What if you only had to buy one button-down shirt for the rest of your life?
What if the costs of climate change could be spread equally among present and future generations?
These questions are at the heart of two research projects funded by the Tishman Environment and Design Center (TEDC) that explore the looming environmental crisis by addressing policy, design, and social justice issues. The winners presented the results of their year-long research projects, along with participants in four other projects that also received funding, at a panel discussion on April 18, 2016, as part of Earth Week.
Timo Rissanen, assistant professor of fashion design and sustainability, aims to create clothing that will have a permanent place in a person’s wardrobe. For his project Designing Endurance: Investigating User-Centered Fashion Design, Rissanen created Endurance Shirt, a button-down shirt made with zero waste. By virtually designing the shirt and then cutting it according to specific patterns, Rissanen was able to include every piece of cotton in the shirt. Rissanen hopes that one day, people will buy fewer products that are better made, which will lead to less consumption and less waste.
“We will need fewer garments in the long term if we create better products that last longer and understand the thinking behind repairing or not repairing and discarding or not discarding,” said Rissanen. “I would love to extend this collection to other types of clothing, but for now I am focusing on the particulars of the white button-down shirt and how it breaks down after my participants wear it at least once a week for a year.”
Another project, Burden Sharing of Climate Policies, is designed to raise awareness about how climate change will affect the global economy for today’s generation and for future generations and how the costs of combating climate change can be shared. Willi Semmler, Arnhold Professor of International Cooperation and Development, wants to help students research ways in which burden sharing can be achieved and determine how it will be beneficial to everyone involved. He has already published the first part of his research on the topic, “Financing Climate Policies Through Climate Bonds — A Three Stage Model and Empirics,” and will continue to promote his findings.
“The price of certain things such as gas, coal, and oil will rise, which will ultimately impact low-income people more than other groups when a carbon tax is imposed,” said Semmler. “I am researching ways to make the rising costs fairer, with the introduction of novel ideas of a carbon tax and green bonds.”
For Rissanen and Semmler, the economic cost of the climate crisis is directly linked to consumption.
“I want to uncover the motivations people have behind wearing a certain garment and the decisions that lead to its disposal,” says Rissanen. “There are newer technologies, such as body scanning, that will lead to clothing that fits better and is more desirable, which means people will buy less.”

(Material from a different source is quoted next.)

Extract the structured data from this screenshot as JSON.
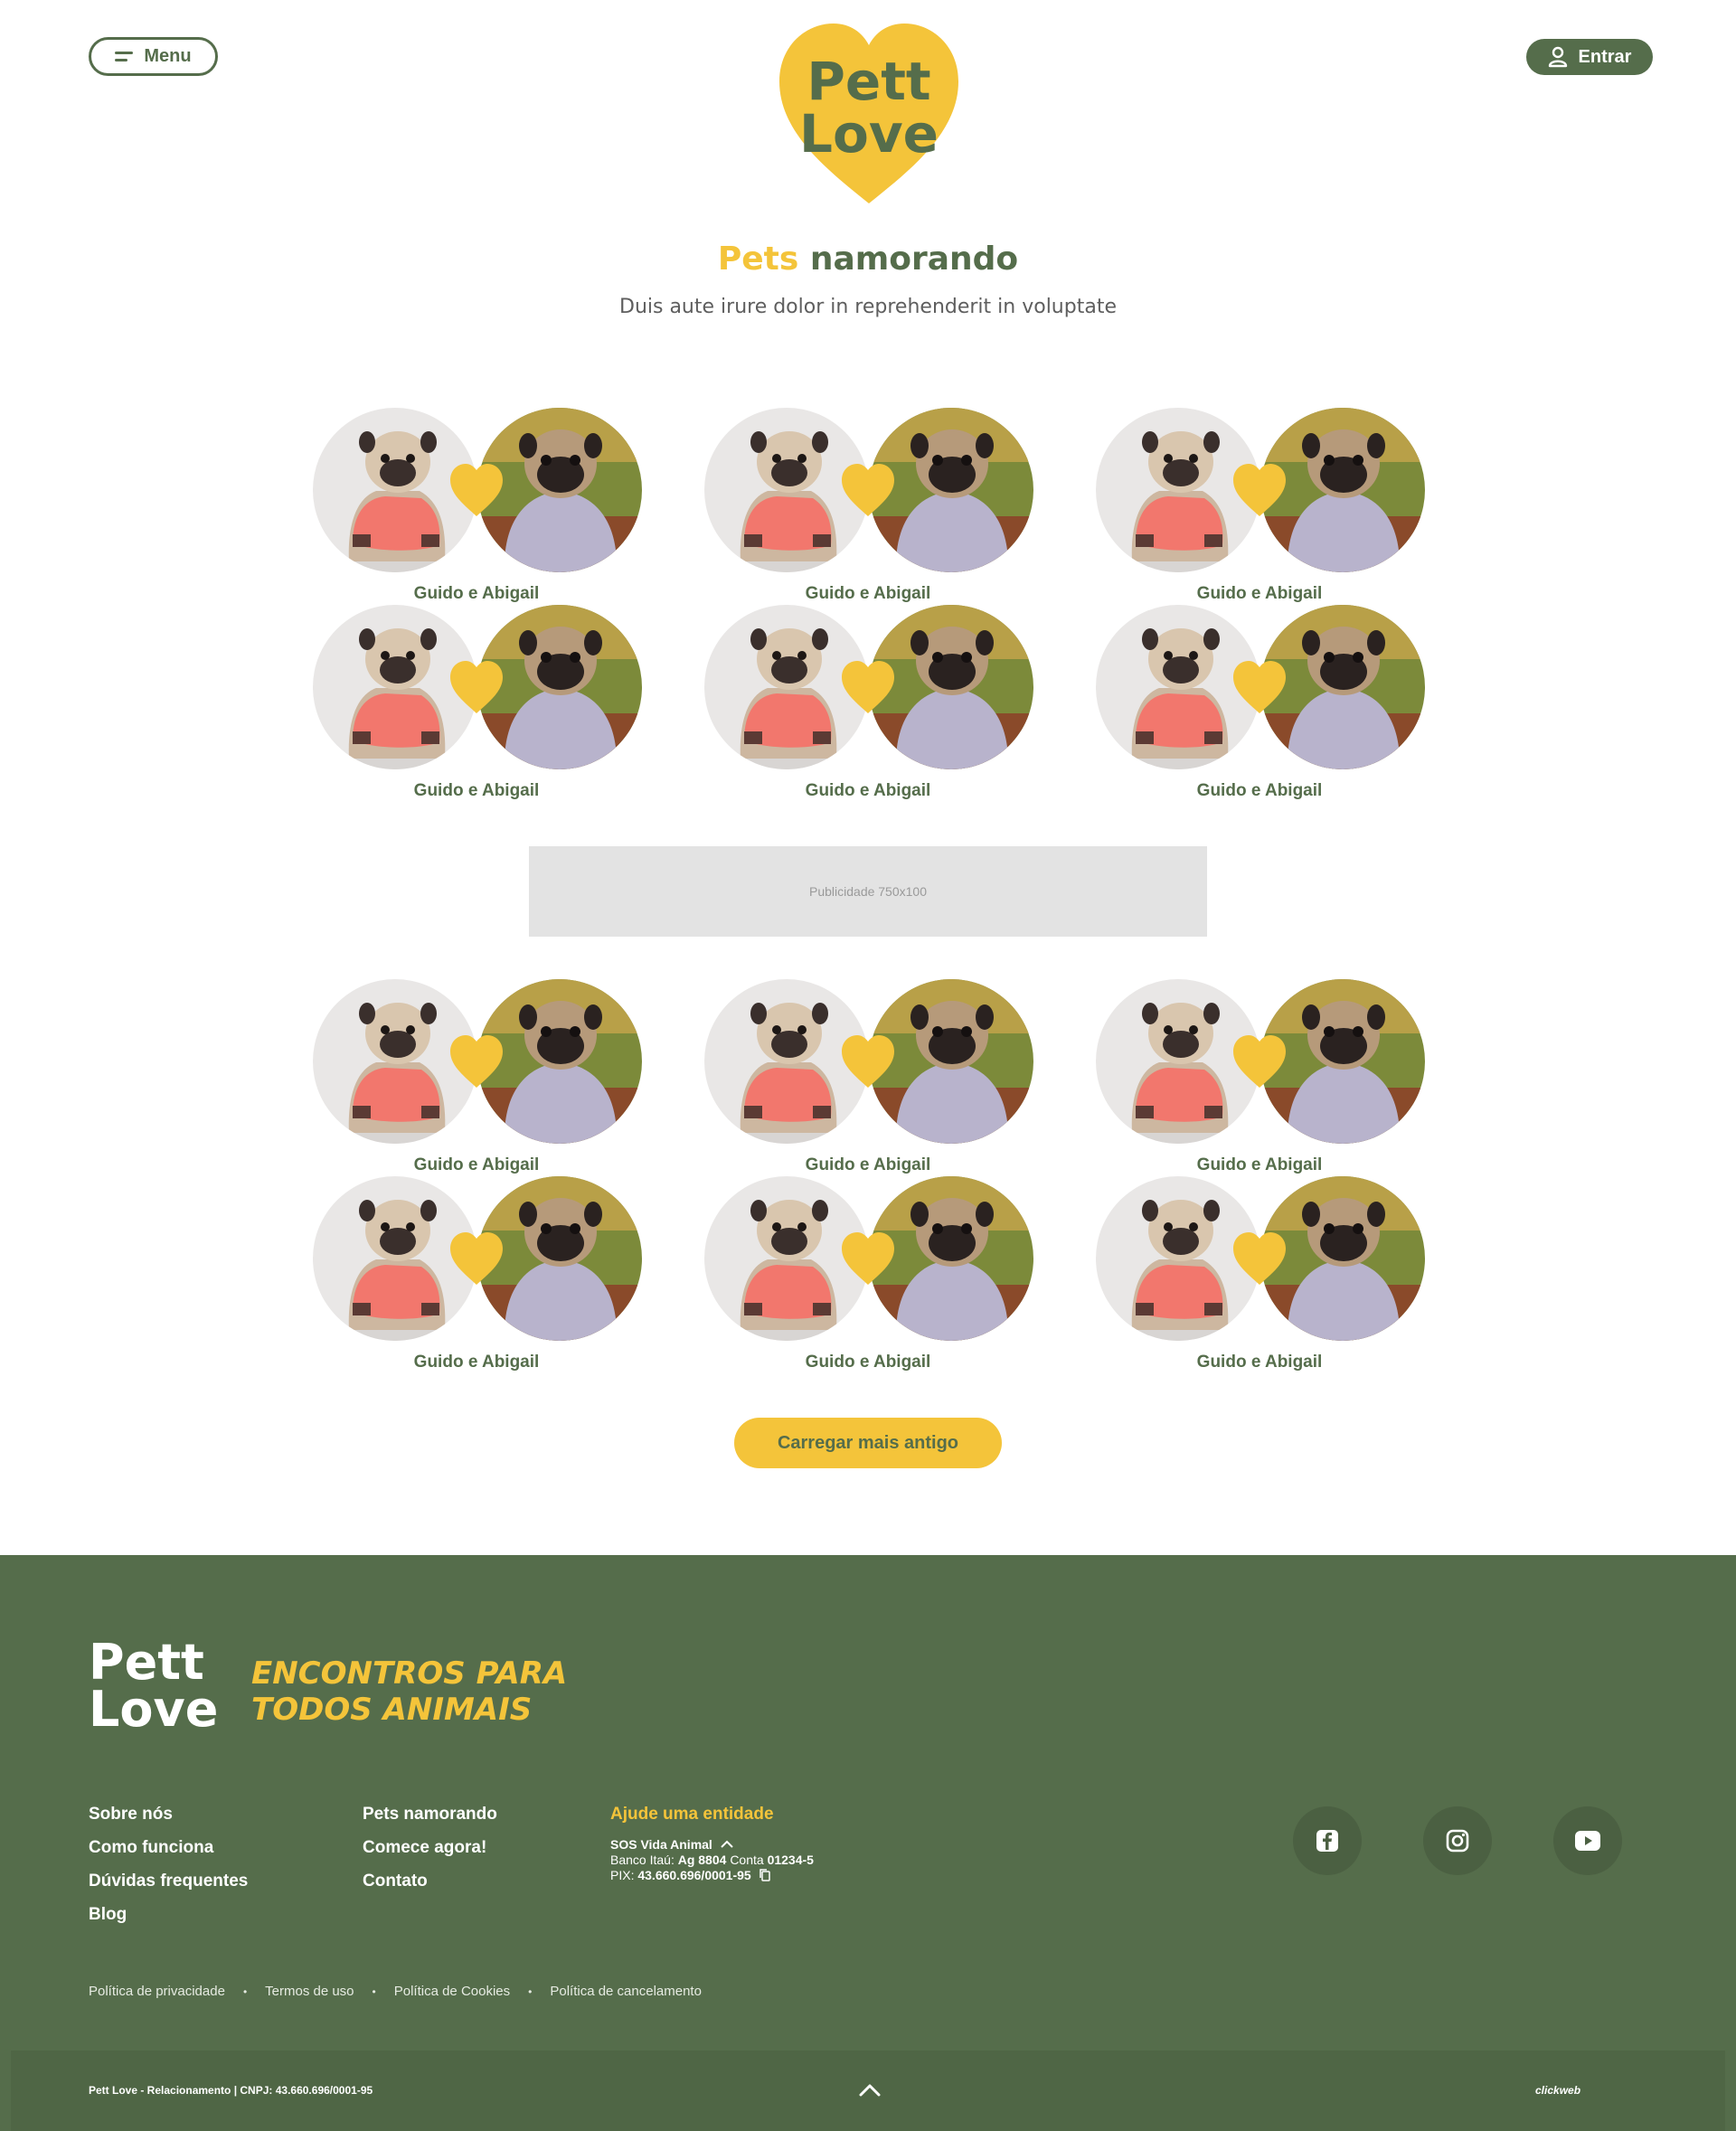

Semmler and Rissanen both understand the challenges of confronting climate change, including the slow pace of meaningful change. According to Semmler, “If we frame the issue as something involving climate change, rather than a labor issue, people respond better, because they think of their grandchildren.” Semmler believes that the Paris Accords will help move things in the right direction. He continues to work with institutions, such as the Centre for European Economic Research (ZEW) in Europe, where people are more receptive to the idea of combating climate change than they are in the United States.
“There are new business opportunities in designing zero-waste clothing and reducing waste,” says Rissanen. “At a certain point, farmers are going to have to choose between farming cotton or food, and then we will have to pay the real price for clothing.”
TEDC will announce the recipients of its next round of faculty grants on April 20, 2016. With New School faculty applying fresh thinking and creativity, more solutions to the complex issues of climate change are sure to emerge.